Novel information resources, new library and information services and new types of information providers are constantly introduced, mainly due to the advent of information and communication technologies (Dumay & Freriks, 2004). In an “ideal” socio-economic environment, the information services should be managed in such a way as to constantly satisfy the real (expressed and implied) information needs (Wilson, 2006) and fulfil the expectations of the users (individuals and/or legal entities). Nowadays, the management approaches start to comprehend the meanings of data, information and knowledge (PD 7504:2005). In that framework, investments on information technologies are rapidly growing, novel services are added and/or the production practices of “old” services are reevaluated. In healthcare services, in particular, the use of internet as well as information and communication technologies, and advances in biotechnology and genetics, broaden the very content of healthcare. Therefore, developments in information and communication technologies offer hospitals new opportunities (Takeda et al, 2003), with the need for effective information management growing within it. To meet the needs of individuals and to empower healthcare users, an “open” system information services approach needs to be developed. This system should make relevant information easily accessible to all interested parties and at the same time should sustain transparent decision-making procedures and be responsive to changes based on user-originated information (ISO 10012:2003).

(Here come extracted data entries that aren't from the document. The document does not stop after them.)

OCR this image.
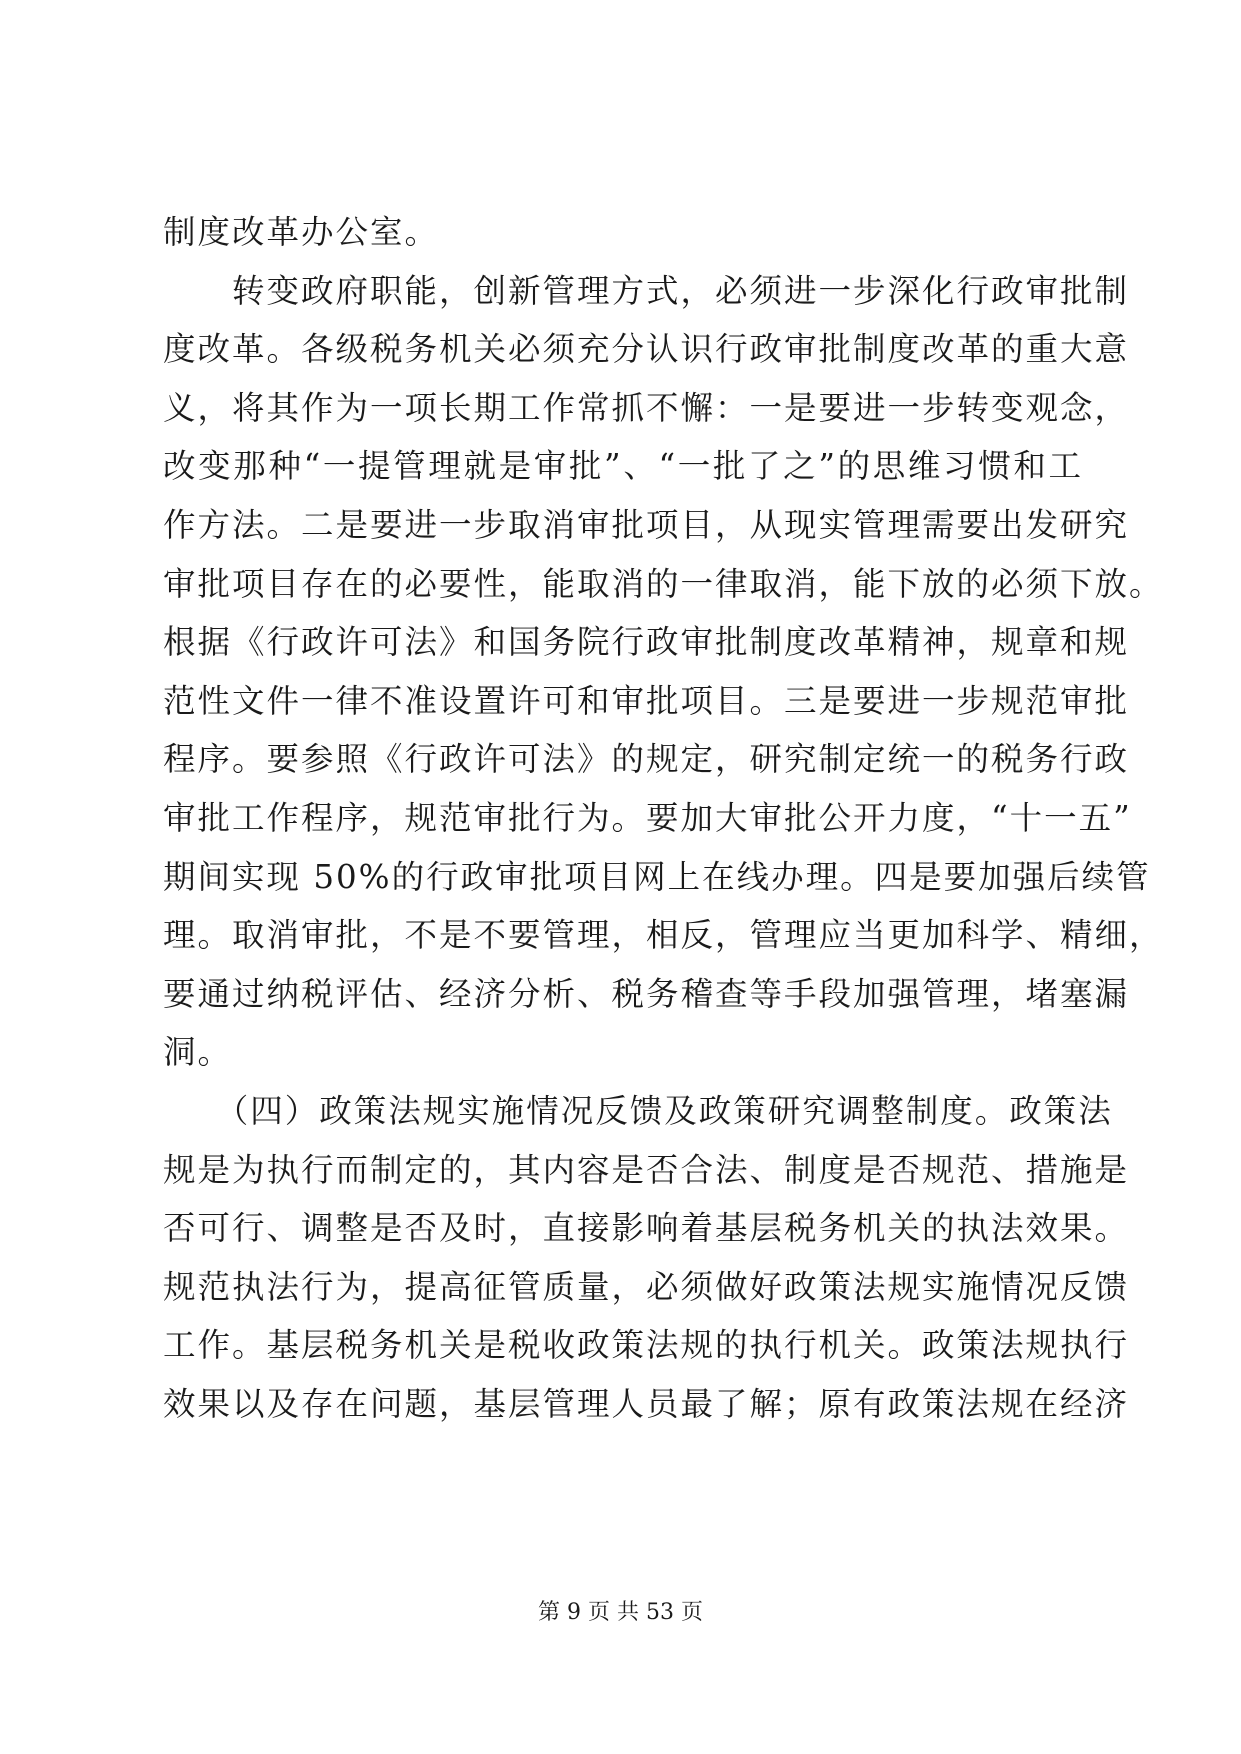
制度改革办公室。
　　转变政府职能，创新管理方式，必须进一步深化行政审批制
度改革。各级税务机关必须充分认识行政审批制度改革的重大意
义，将其作为一项长期工作常抓不懈：一是要进一步转变观念，
改变那种“一提管理就是审批”、“一批了之”的思维习惯和工
作方法。二是要进一步取消审批项目，从现实管理需要出发研究
审批项目存在的必要性，能取消的一律取消，能下放的必须下放。
根据《行政许可法》和国务院行政审批制度改革精神，规章和规
范性文件一律不准设置许可和审批项目。三是要进一步规范审批
程序。要参照《行政许可法》的规定，研究制定统一的税务行政
审批工作程序，规范审批行为。要加大审批公开力度，“十一五”
期间实现 50%的行政审批项目网上在线办理。四是要加强后续管
理。取消审批，不是不要管理，相反，管理应当更加科学、精细，
要通过纳税评估、经济分析、税务稽查等手段加强管理，堵塞漏
洞。
　　（四）政策法规实施情况反馈及政策研究调整制度。政策法
规是为执行而制定的，其内容是否合法、制度是否规范、措施是
否可行、调整是否及时，直接影响着基层税务机关的执法效果。
规范执法行为，提高征管质量，必须做好政策法规实施情况反馈
工作。基层税务机关是税收政策法规的执行机关。政策法规执行
效果以及存在问题，基层管理人员最了解；原有政策法规在经济
第 9 页 共 53 页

Information services management offer a new but essential challenge for quality in healthcare. The following paragraphs provide a study of data and information requirements of ISO 9001:2000 and EFQM quality management approaches and, thereafter, the contributions of library and information services in supporting healthcare quality are discussed through an innovative taxonomy. It is further proposed that library and information services may set to support the traditional quality management approaches. The design of library and information services for the support of quality is an interesting and innovative area of research within healthcare services.